Veering off the beach onto a paved sidewalk, Charlie followed the path out toward a village road. To her left was a sprinkling of cottage houses, a church, and what looked like a schoolhouse. She turned right and ran toward a village with a charming little pedestrian area dotted with local shops and restaurants. There were a few tourists poking around with their telltale sunburns and oversized straw bags, but mostly the customers were Anguillan: old ladies bustling about with sacks of plantains and schoolchildren in crisp uniforms finishing their breakfasts. A little donut shop at the end of the strip advertised bottled water, so Charlie jogged over.

‘Hey!’ she heard a familiar voice say from somewhere behind her.
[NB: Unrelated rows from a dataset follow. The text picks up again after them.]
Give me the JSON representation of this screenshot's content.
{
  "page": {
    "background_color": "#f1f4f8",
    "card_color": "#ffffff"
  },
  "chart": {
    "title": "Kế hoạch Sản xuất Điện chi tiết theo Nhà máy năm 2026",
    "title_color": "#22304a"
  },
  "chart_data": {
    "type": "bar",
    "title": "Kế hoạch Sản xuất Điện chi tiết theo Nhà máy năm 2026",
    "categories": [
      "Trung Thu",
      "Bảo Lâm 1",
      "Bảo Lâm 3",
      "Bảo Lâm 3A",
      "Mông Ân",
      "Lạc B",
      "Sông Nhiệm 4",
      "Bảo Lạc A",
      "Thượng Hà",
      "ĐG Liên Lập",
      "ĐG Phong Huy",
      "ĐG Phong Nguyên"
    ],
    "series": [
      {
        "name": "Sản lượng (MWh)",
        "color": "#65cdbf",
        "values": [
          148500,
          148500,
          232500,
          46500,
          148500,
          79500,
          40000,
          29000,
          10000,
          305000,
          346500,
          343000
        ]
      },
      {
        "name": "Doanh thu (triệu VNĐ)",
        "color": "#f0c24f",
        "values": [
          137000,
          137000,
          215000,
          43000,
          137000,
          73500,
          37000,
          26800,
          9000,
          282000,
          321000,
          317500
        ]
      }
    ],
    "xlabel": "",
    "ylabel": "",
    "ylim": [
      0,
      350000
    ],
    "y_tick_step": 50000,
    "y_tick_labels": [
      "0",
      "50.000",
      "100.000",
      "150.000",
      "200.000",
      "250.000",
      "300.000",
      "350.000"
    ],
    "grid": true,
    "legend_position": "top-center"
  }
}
Charlie stopped, her heart doing little flip-flops. Had Marco followed her? Was he here to apologize?

When she turned around, it took her a moment. ‘Dan? What are you doing here?’

He sat in a green plastic chair, an espresso cup in front of him. Shielding his eyes from the sun, he looked up at Charlie and said, ‘I could ask you the same.’

Charlie mopped a stream of sweat from her forehead and then awkwardly wiped her wet palm against her shorts. ‘I was just out for a run. Figured it was my only chance to leave the hotel and look around a little.’

‘It’s pretty nice, huh?’

‘The hotel? It’s gorgeous.’

Dan laughed, a hearty laugh with crinkly eyes and his face turned to the sky.

‘I’m going to get a bottle of water. Do you want one?’ she asked him.

He motioned to the cluster of three empty chairs at his table. ‘Why don’t you join me? We don’t have to be back for another forty minutes or so. They have the most killer coffee. Even better than Turkey.’

Charlie glanced around helplessly. Why did she suddenly feel so uncomfortable? And then she realized: she’d never been alone with Dan. She barely ever spotted him off the court, to the point where Jake often wondered aloud where he went and what he did. It seemed Dan was not interested in hanging out if he wasn’t on the clock. Other women befriended their hitting partners – some were even rumored to sleep with them – but Dan clearly wanted no part of any of it.